Manche wollen wegen der historischen Zusammenhänge die Prozesse rechtfertigen: Der Machtantritt der Nazis in Deutschland hatte die politischen Gewichte in Mitteleuropa erschüttert. Thälmanns Wort von 1932: „Wer Hindenburg wählt, wählt Hitler! Wer Hitler wählt, wählt den Krieg!“ oder Stalins Worte auf dem KPdSU-Parteitag von 1934, mit der Hitler-Partei sei jene Partei in Deutschland an die Macht gelangt, welche die Kriegserklärung an die Sowjetunion in der Tasche habe. Es war klar, dass sich die Sowjetunion auf diese neue Situation einstellen musste. Die Nazis brachen eine Festlegung des Versailler Vertrags nach der anderen: 1934 Aufhebung der Entmilitarisierung des Rheinlands, 1936 Einführung der allgemeinen Wehrpflicht, 1938 „Anschluss“ Österreichs. Die Westmächte fielen Hitler nicht in den Arm.

Beim Bürgerkrieg in Spanien hatten sie sich ebenso „neutral“ verhalten wie bei Mussolinis Überfall auf Äthiopien. England schloss ein Abkommen mit Nazideutschland über dessen Seeaufrüstung. Beim Verrat in München warfen die Westmächte Hitler die Tschechoslowakei zum Fraß vor. Stalin musste erkennen, dass nicht nur Nazideutschland den Krieg gegen die Sowjetunion plante, sondern dass die Westmächte in diesem Krieg „Schmiere“ für Hitler stehen würden. Wenn immer mal wieder über Stalins Paranoia spekuliert wird – es gab wirklich eine Paranoia: Stalin musste sich entweder auf diesen Krieg oder auf die „Zusammenarbeit“ mit Nazideutschland einstellen – und die Geschichte lief darauf hinaus, dass er jede der „irrsinnigen“ Varianten „ausprobieren“ musste.

Angesichts dieser geradezu verrückten Sachlage musste sich die sowjetische Führung, und das hieß nun einmal Stalin, darüber Gedanken machen, wie es um das militärische Potential, um Ruhe und Frieden im Land bestellt sei. Zu den historischen Zusammenhängen gehört auch die wechselvolle Geschichte des Sowjetlandes selbst. Die war verbunden mit nicht wenigen Auseinandersetzungen, hatte auch zur Bildung von Lagern und Fraktionen geführt.

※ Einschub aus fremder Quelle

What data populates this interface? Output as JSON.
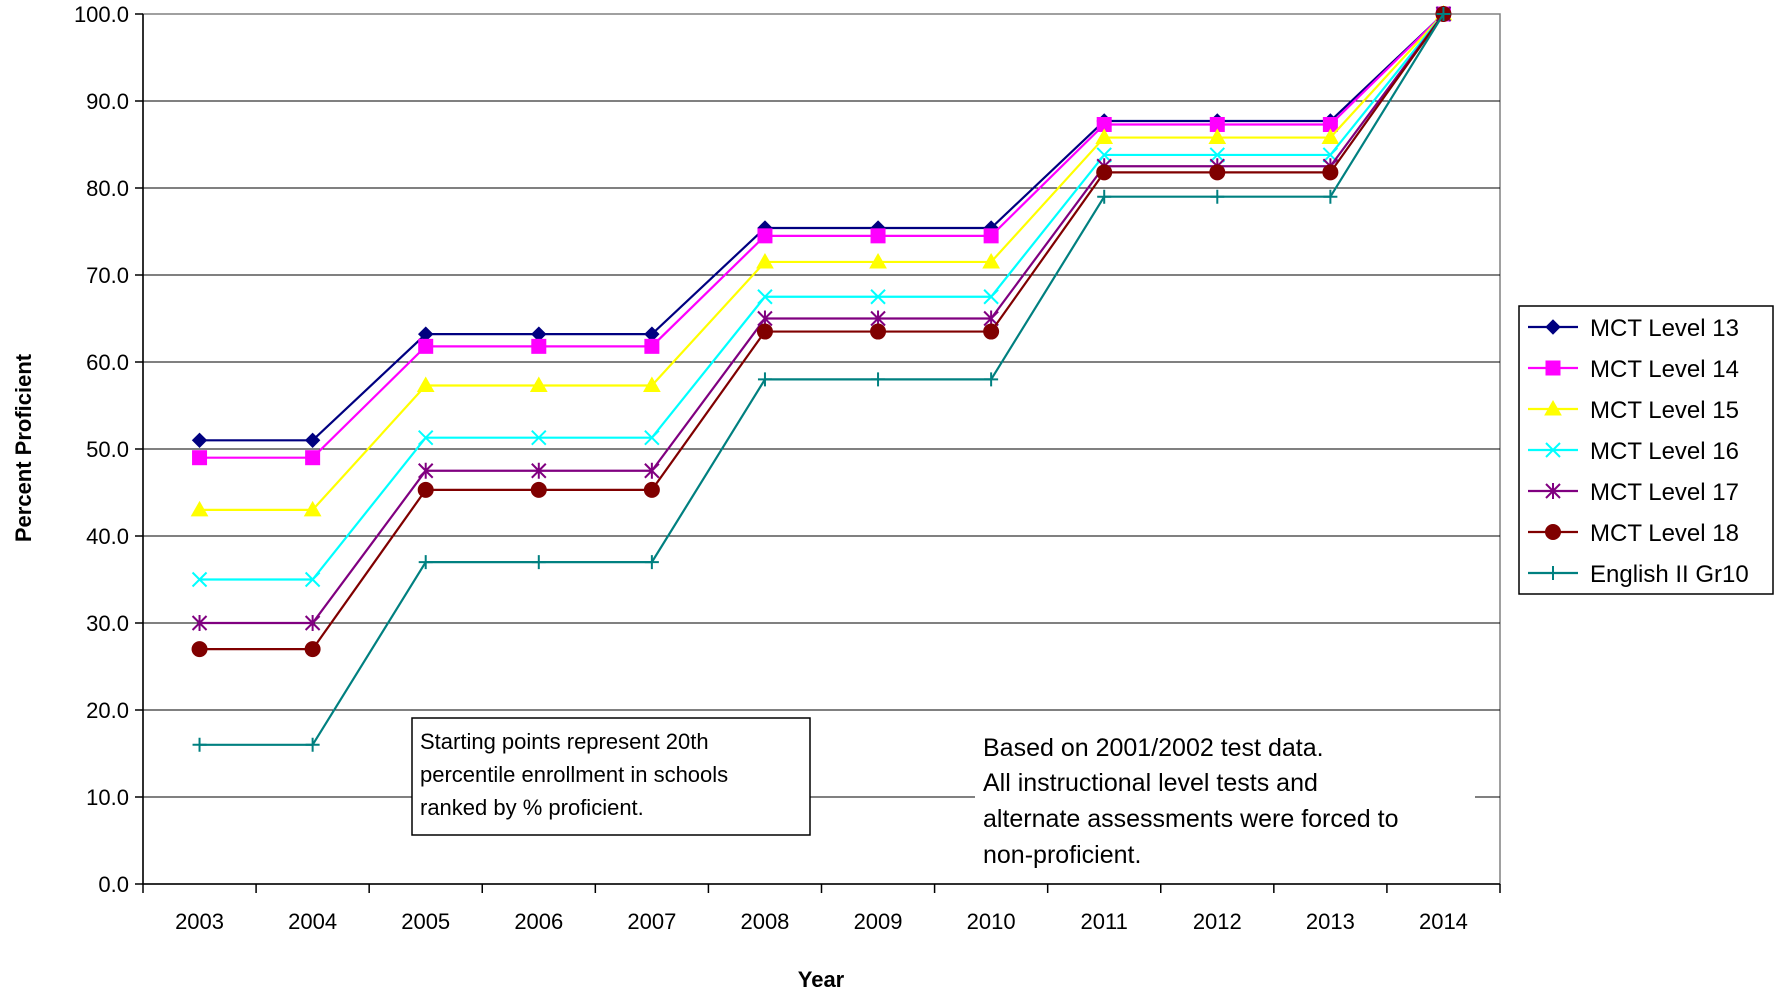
{
  "chart_data": {
    "type": "line",
    "title": "",
    "xlabel": "Year",
    "ylabel": "Percent Proficient",
    "categories": [
      "2003",
      "2004",
      "2005",
      "2006",
      "2007",
      "2008",
      "2009",
      "2010",
      "2011",
      "2012",
      "2013",
      "2014"
    ],
    "ylim": [
      0,
      100
    ],
    "yticks": [
      "0.0",
      "10.0",
      "20.0",
      "30.0",
      "40.0",
      "50.0",
      "60.0",
      "70.0",
      "80.0",
      "90.0",
      "100.0"
    ],
    "grid": true,
    "legend_position": "right",
    "series": [
      {
        "name": "MCT Level 13",
        "color": "#000080",
        "marker": "diamond",
        "values": [
          51.0,
          51.0,
          63.2,
          63.2,
          63.2,
          75.4,
          75.4,
          75.4,
          87.7,
          87.7,
          87.7,
          100.0
        ]
      },
      {
        "name": "MCT Level 14",
        "color": "#ff00ff",
        "marker": "square",
        "values": [
          49.0,
          49.0,
          61.8,
          61.8,
          61.8,
          74.5,
          74.5,
          74.5,
          87.3,
          87.3,
          87.3,
          100.0
        ]
      },
      {
        "name": "MCT Level 15",
        "color": "#ffff00",
        "marker": "triangle",
        "values": [
          43.0,
          43.0,
          57.3,
          57.3,
          57.3,
          71.5,
          71.5,
          71.5,
          85.8,
          85.8,
          85.8,
          100.0
        ]
      },
      {
        "name": "MCT Level 16",
        "color": "#00ffff",
        "marker": "x",
        "values": [
          35.0,
          35.0,
          51.3,
          51.3,
          51.3,
          67.5,
          67.5,
          67.5,
          83.8,
          83.8,
          83.8,
          100.0
        ]
      },
      {
        "name": "MCT Level 17",
        "color": "#800080",
        "marker": "asterisk",
        "values": [
          30.0,
          30.0,
          47.5,
          47.5,
          47.5,
          65.0,
          65.0,
          65.0,
          82.5,
          82.5,
          82.5,
          100.0
        ]
      },
      {
        "name": "MCT Level 18",
        "color": "#800000",
        "marker": "circle",
        "values": [
          27.0,
          27.0,
          45.3,
          45.3,
          45.3,
          63.5,
          63.5,
          63.5,
          81.8,
          81.8,
          81.8,
          100.0
        ]
      },
      {
        "name": "English II Gr10",
        "color": "#008080",
        "marker": "plus",
        "values": [
          16.0,
          16.0,
          37.0,
          37.0,
          37.0,
          58.0,
          58.0,
          58.0,
          79.0,
          79.0,
          79.0,
          100.0
        ]
      }
    ],
    "annotations": [
      {
        "lines": [
          "Starting points represent 20th",
          "percentile enrollment in schools",
          "ranked by % proficient."
        ],
        "boxed": true
      },
      {
        "lines": [
          "Based on 2001/2002 test data.",
          "All instructional level tests and",
          "alternate assessments were forced to",
          "non-proficient."
        ],
        "boxed": false
      }
    ]
  }
}
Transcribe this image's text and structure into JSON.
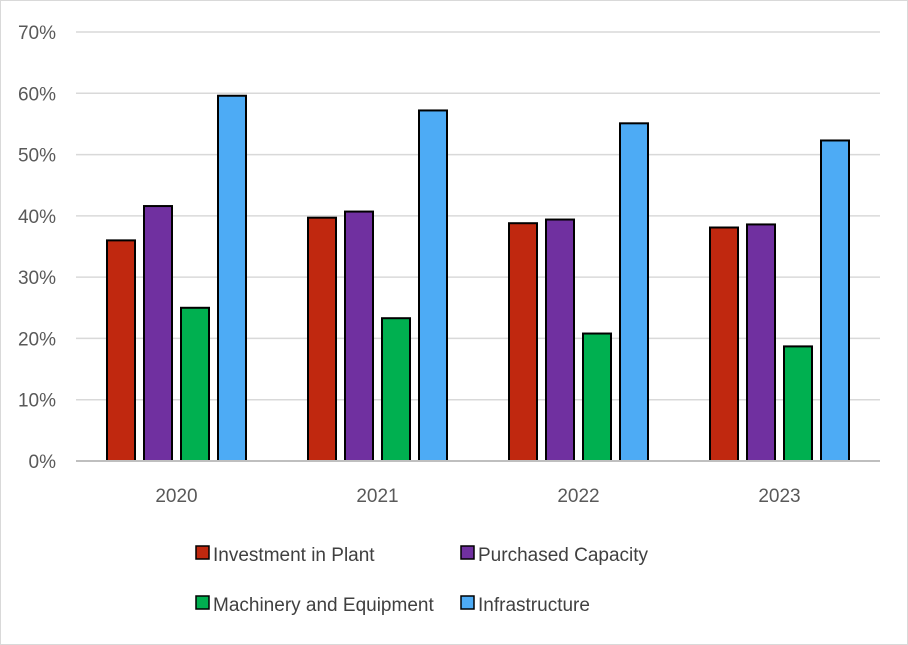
{
  "chart_data": {
    "type": "bar",
    "categories": [
      "2020",
      "2021",
      "2022",
      "2023"
    ],
    "series": [
      {
        "name": "Investment in Plant",
        "color": "#c0280f",
        "values": [
          36,
          39.7,
          38.8,
          38.1
        ]
      },
      {
        "name": "Purchased Capacity",
        "color": "#7030a0",
        "values": [
          41.6,
          40.7,
          39.4,
          38.6
        ]
      },
      {
        "name": "Machinery and Equipment",
        "color": "#00b050",
        "values": [
          25,
          23.3,
          20.8,
          18.7
        ]
      },
      {
        "name": "Infrastructure",
        "color": "#4dabf5",
        "values": [
          59.6,
          57.2,
          55.1,
          52.3
        ]
      }
    ],
    "ylim": [
      0,
      70
    ],
    "yticks": [
      0,
      10,
      20,
      30,
      40,
      50,
      60,
      70
    ],
    "ytick_labels": [
      "0%",
      "10%",
      "20%",
      "30%",
      "40%",
      "50%",
      "60%",
      "70%"
    ],
    "title": "",
    "xlabel": "",
    "ylabel": "",
    "grid": true,
    "legend_position": "bottom"
  }
}
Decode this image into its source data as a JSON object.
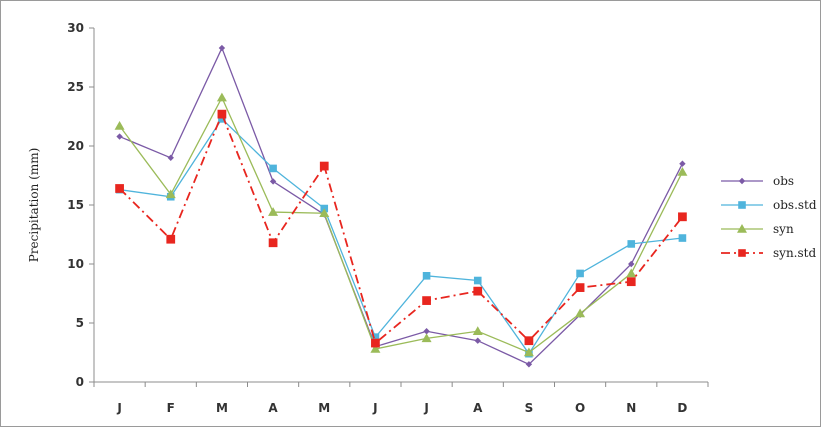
{
  "chart_data": {
    "type": "line",
    "title": "",
    "xlabel": "",
    "ylabel": "Precipitation (mm)",
    "categories": [
      "J",
      "F",
      "M",
      "A",
      "M",
      "J",
      "J",
      "A",
      "S",
      "O",
      "N",
      "D"
    ],
    "ylim": [
      0,
      30
    ],
    "yticks": [
      0,
      5,
      10,
      15,
      20,
      25,
      30
    ],
    "grid": false,
    "legend_position": "right",
    "series": [
      {
        "name": "obs",
        "color": "#7b5aa6",
        "marker": "diamond",
        "dash": "solid",
        "values": [
          20.8,
          19.0,
          28.3,
          17.0,
          14.2,
          3.0,
          4.3,
          3.5,
          1.5,
          5.7,
          10.0,
          18.5
        ]
      },
      {
        "name": "obs.std",
        "color": "#4fb4dc",
        "marker": "square",
        "dash": "solid",
        "values": [
          16.3,
          15.7,
          22.3,
          18.1,
          14.7,
          3.8,
          9.0,
          8.6,
          2.4,
          9.2,
          11.7,
          12.2
        ]
      },
      {
        "name": "syn",
        "color": "#9bbb59",
        "marker": "triangle",
        "dash": "solid",
        "values": [
          21.7,
          15.9,
          24.1,
          14.4,
          14.3,
          2.8,
          3.7,
          4.3,
          2.5,
          5.8,
          9.2,
          17.8
        ]
      },
      {
        "name": "syn.std",
        "color": "#e8261f",
        "marker": "square",
        "dash": "dashdot",
        "values": [
          16.4,
          12.1,
          22.7,
          11.8,
          18.3,
          3.3,
          6.9,
          7.7,
          3.5,
          8.0,
          8.5,
          14.0
        ]
      }
    ]
  }
}
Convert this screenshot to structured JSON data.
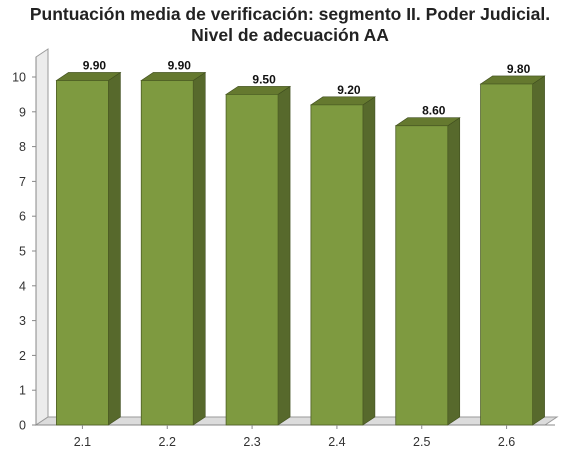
{
  "chart_data": {
    "type": "bar",
    "title_line1": "Puntuación media de verificación: segmento II. Poder Judicial.",
    "title_line2": "Nivel de adecuación AA",
    "categories": [
      "2.1",
      "2.2",
      "2.3",
      "2.4",
      "2.5",
      "2.6"
    ],
    "values": [
      9.9,
      9.9,
      9.5,
      9.2,
      8.6,
      9.8
    ],
    "value_labels": [
      "9.90",
      "9.90",
      "9.50",
      "9.20",
      "8.60",
      "9.80"
    ],
    "xlabel": "",
    "ylabel": "",
    "ylim": [
      0,
      10
    ],
    "yticks": [
      "0",
      "1",
      "2",
      "3",
      "4",
      "5",
      "6",
      "7",
      "8",
      "9",
      "10"
    ],
    "grid": false,
    "legend": "none",
    "style": "3d",
    "colors": {
      "bar_front": "#7e9a40",
      "bar_side": "#57692c",
      "bar_top": "#65792f",
      "floor": "#dcdcdc",
      "wall": "#ececec"
    }
  }
}
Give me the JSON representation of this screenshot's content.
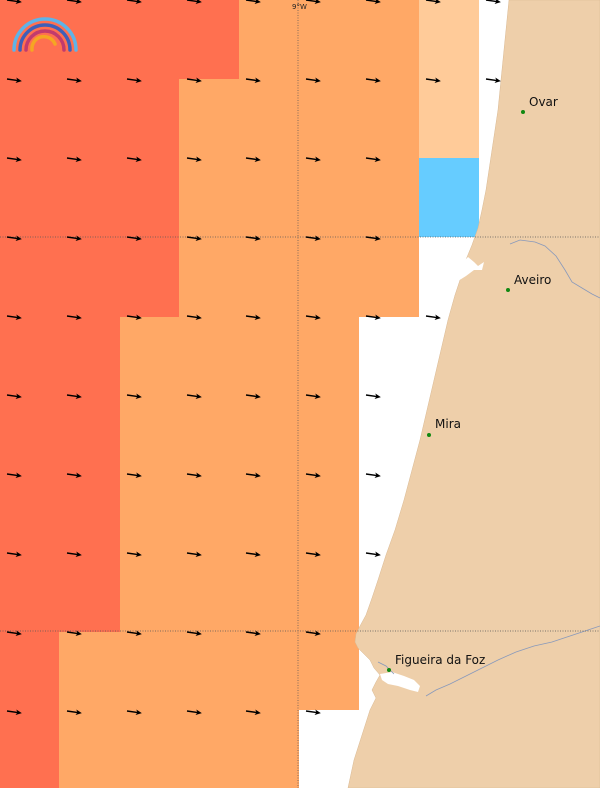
{
  "map": {
    "grid_label": "9°W",
    "colors": {
      "cell_dark": "#ff7050",
      "cell_mid": "#ffa866",
      "cell_light": "#ffcb99",
      "cell_blue": "#66ccff",
      "land": "#eecfaa",
      "water": "#ffffff",
      "arrow": "#000000",
      "city_marker": "#118811",
      "river": "#8899bb"
    },
    "logo_icon": "rainbow-logo-icon",
    "places": [
      {
        "name": "Ovar"
      },
      {
        "name": "Aveiro"
      },
      {
        "name": "Mira"
      },
      {
        "name": "Figueira da Foz"
      }
    ]
  }
}
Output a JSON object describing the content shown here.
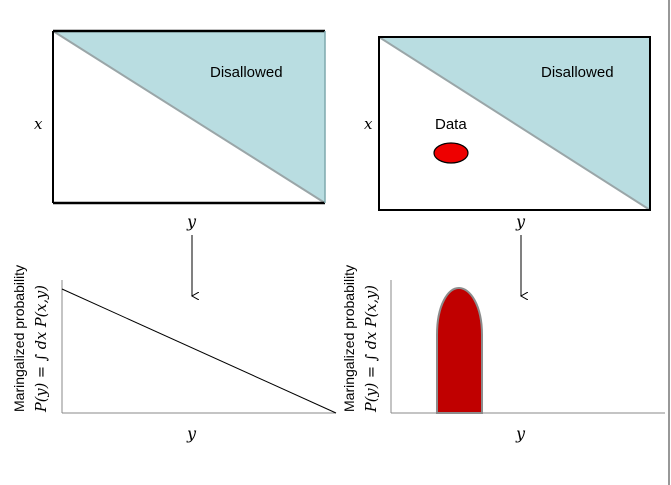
{
  "left_top": {
    "region_label": "Disallowed",
    "x_axis": "y",
    "y_axis": "x"
  },
  "right_top": {
    "region_label": "Disallowed",
    "data_label": "Data",
    "x_axis": "y",
    "y_axis": "x"
  },
  "left_bottom": {
    "ylabel_line1": "Maringalized probability",
    "ylabel_line2": "P(y) = ∫ dx P(x,y)",
    "x_axis": "y"
  },
  "right_bottom": {
    "ylabel_line1": "Maringalized probability",
    "ylabel_line2": "P(y) = ∫ dx P(x,y)",
    "x_axis": "y"
  },
  "colors": {
    "disallowed_fill": "#b9dde1",
    "data_fill": "#ee0000",
    "peak_fill": "#c00000",
    "peak_stroke": "#8c8c8c",
    "frame": "#000000"
  }
}
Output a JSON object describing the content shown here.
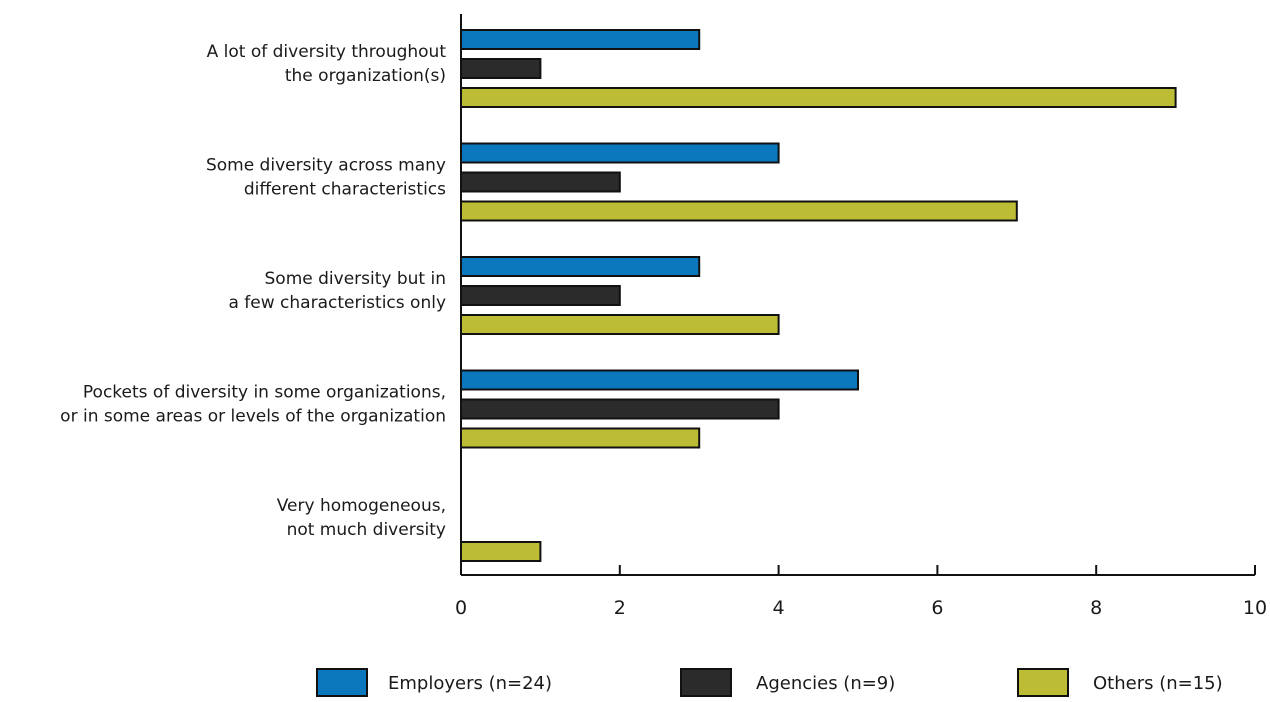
{
  "chart_data": {
    "type": "bar",
    "orientation": "horizontal",
    "categories": [
      [
        "A lot of diversity throughout",
        "the organization(s)"
      ],
      [
        "Some diversity across many",
        "different characteristics"
      ],
      [
        "Some diversity but in",
        "a few characteristics only"
      ],
      [
        "Pockets of diversity in some organizations,",
        "or in some areas or levels of the organization"
      ],
      [
        "Very homogeneous,",
        "not much diversity"
      ]
    ],
    "series": [
      {
        "name": "Employers (n=24)",
        "color": "#0b77bd",
        "values": [
          3,
          4,
          3,
          5,
          0
        ]
      },
      {
        "name": "Agencies (n=9)",
        "color": "#2b2b2b",
        "values": [
          1,
          2,
          2,
          4,
          0
        ]
      },
      {
        "name": "Others (n=15)",
        "color": "#bcbc35",
        "values": [
          9,
          7,
          4,
          3,
          1
        ]
      }
    ],
    "xlim": [
      0,
      10
    ],
    "xticks": [
      "0",
      "2",
      "4",
      "6",
      "8",
      "10"
    ],
    "xlabel": "",
    "ylabel": "",
    "title": "",
    "grid": false,
    "legend_position": "bottom"
  }
}
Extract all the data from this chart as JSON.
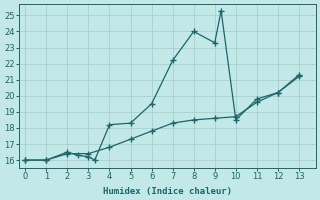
{
  "xlabel": "Humidex (Indice chaleur)",
  "background_color": "#c2e8e8",
  "grid_color": "#aacece",
  "line_color": "#1a6868",
  "line1_x": [
    0,
    1,
    2,
    2.5,
    3,
    3.3,
    4,
    5,
    6,
    7,
    8,
    9,
    9.3,
    10,
    11,
    12,
    13
  ],
  "line1_y": [
    16.0,
    16.0,
    16.5,
    16.3,
    16.2,
    16.0,
    18.2,
    18.3,
    19.5,
    22.2,
    24.0,
    23.3,
    25.3,
    18.5,
    19.8,
    20.2,
    21.3
  ],
  "line2_x": [
    0,
    1,
    2,
    3,
    4,
    5,
    6,
    7,
    8,
    9,
    10,
    11,
    12,
    13
  ],
  "line2_y": [
    16.0,
    16.0,
    16.4,
    16.4,
    16.8,
    17.3,
    17.8,
    18.3,
    18.5,
    18.6,
    18.7,
    19.6,
    20.2,
    21.2
  ],
  "xlim": [
    -0.3,
    13.8
  ],
  "ylim": [
    15.5,
    25.7
  ],
  "yticks": [
    16,
    17,
    18,
    19,
    20,
    21,
    22,
    23,
    24,
    25
  ],
  "xticks": [
    0,
    1,
    2,
    3,
    4,
    5,
    6,
    7,
    8,
    9,
    10,
    11,
    12,
    13
  ]
}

Wie also stand es um die innere Stabilität des Landes, wie würde sie sich im Fall des Krieges mit dem hoch gerüsteten deutschen Imperialismus bewähren?

Es ging um Fragen des Lebens und Überlebens der Sowjetmacht. Nicht nur Stalin stellte sich solchen Fragen: „Wir hätten größere Verluste im Krieg erleiden können – vielleicht sogar eine Niederlage –, wenn die Führung instabil gewesen wäre und interne Uneinigkeit wie Risse in einem Felsen entstanden wäre …Wären keine brutalen Maßnahmen ergriffen worden, hätte es die Gefahr einer Spaltung der Partei gegeben.“ Es gibt sogar im letzten Brief, den Bucharin aus der Todeszelle an Stalin schrieb, einen Hinweis darauf, dass auch ihn diese Frage quälte: „Es existiert irgendeine große und kühne politische Idee einer generellen Säuberung a) im Zusammenhang mit einer Vorkriegszeit, b) im Zusammenhang mit dem Übergang zur Demokratie. Diese Säuberung erfasst a) Schuldige, b) Verdächtige und c) potentiell Verdächtige … Wäre ich völlig davon überzeugt, dass Du genau so denkst, so wäre es mir bedeutend leichter ums Herz.“ (Vor seiner Ermordung bat er um einen Zettel und einen Bleistift. Beides wurde ihm gewährt. Er schrieb darauf: „Koba, wozu brauchst Du meinen Tod?“ Koba, das war einer der Umgangsnamen Stalins.)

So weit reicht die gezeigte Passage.